Miami im Januar. Am tropischen Meer gelegen. Die Lufttemperatur lag bei 27 Grad, das Wasser war 24 Grad warm. »Besser«, sagte Alexander lächelnd, »viel besser. Hier können wir bleiben.«

Miami Beach und South Beach, die sich entlang der sanften blaugrünen Wellen des Atlantiks und der Biscayne Bay erstreckten, waren etwas zu verrucht für ein Paar mit einem kleinen Jungen: die extravaganten Spielcasinos, die angemalten, aufgetakelten Huren auf der Straße, und am Strand die dunklen, ventilatorgekühlten Art-déco-Hotels aus den Dreißigern, die aussahen, als beherbergten sie Männer mit tödlichen Geheimnissen. Vielleicht waren solche Hotels genau das Richtige für sie, doch das konnte Tatiana Alexander nicht sagen. Sie benutzte Anthonys moralische Unversehrtheit als Vorwand, den Ort zu verlassen. Von South Beach fuhren sie neunzehn Kilometer südlich nach Coconut Grove, wo es ruhiger und angenehmer war. Bevor es touristisch erschlossen wurde, war Cocoanut Grove, wie es bis 1896 hieß, nur eine kleine Stadt an der Biscayne Bay mit achtundzwanzig hübschen, eleganten Gebäuden, zwei großen, florierenden Geschäften und einem Luxushotel. Das war damals. Inzwischen verhielt es sich mit dem Wohlstand wie mit dem Sonnenschein – er war beträchtlich und beständig. Unter den fächerförmigen Palmen reihten sich Parks, Strände, Jachthäfen, Restaurants und Geschäfte, deren Silhouetten sich gegen das Meer abzeichneten.

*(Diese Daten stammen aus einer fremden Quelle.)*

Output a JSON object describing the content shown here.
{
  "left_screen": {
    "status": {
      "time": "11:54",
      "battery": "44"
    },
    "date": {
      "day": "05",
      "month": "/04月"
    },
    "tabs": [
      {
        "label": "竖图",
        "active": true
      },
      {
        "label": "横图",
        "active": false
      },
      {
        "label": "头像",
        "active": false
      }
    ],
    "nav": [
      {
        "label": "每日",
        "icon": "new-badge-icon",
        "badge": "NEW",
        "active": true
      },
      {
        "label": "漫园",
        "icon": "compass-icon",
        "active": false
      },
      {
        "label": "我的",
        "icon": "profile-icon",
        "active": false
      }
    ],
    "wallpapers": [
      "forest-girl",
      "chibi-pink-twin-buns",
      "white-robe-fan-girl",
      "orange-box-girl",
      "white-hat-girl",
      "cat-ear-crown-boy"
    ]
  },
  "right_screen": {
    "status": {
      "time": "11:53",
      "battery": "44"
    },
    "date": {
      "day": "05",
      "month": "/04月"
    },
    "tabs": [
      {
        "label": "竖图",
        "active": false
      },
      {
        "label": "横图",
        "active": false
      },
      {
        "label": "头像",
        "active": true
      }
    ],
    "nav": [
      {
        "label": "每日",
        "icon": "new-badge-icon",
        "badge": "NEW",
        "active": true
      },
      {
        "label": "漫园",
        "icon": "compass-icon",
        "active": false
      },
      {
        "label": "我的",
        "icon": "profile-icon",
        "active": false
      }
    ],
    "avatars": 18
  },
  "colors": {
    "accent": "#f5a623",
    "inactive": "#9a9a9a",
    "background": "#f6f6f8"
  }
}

Tatiana und Alexander stiegen in einem Motel im Landesinnern ab. Doch jeden Tag trieb es sie zur Bucht. Tatiana machte sich Sorgen, dass ihnen das Geld durch die Finger rann. Sie schlug vor, das Wohnmobil zu verkaufen. »Wir können sowieso nicht darin bleiben. Du musst dich waschen.«

»Ich wasche mich im Meer.«

»Aber ich muss irgendwo für dich kochen.«

»Wir gehen essen.«

»Dann werden wir bald ohne Geld dastehen.«

»Ich besorge mir Arbeit.«

Sie räusperte sich. »Wir brauchen ein bisschen Privatsphäre.«

»Ah, jetzt verstehen wir uns. Trotzdem, vergiss es. Ich werde den Nomad nicht verkaufen.«

Sie schlenderten die Bayshore Avenue entlang, vorbei an den ankernden Booten.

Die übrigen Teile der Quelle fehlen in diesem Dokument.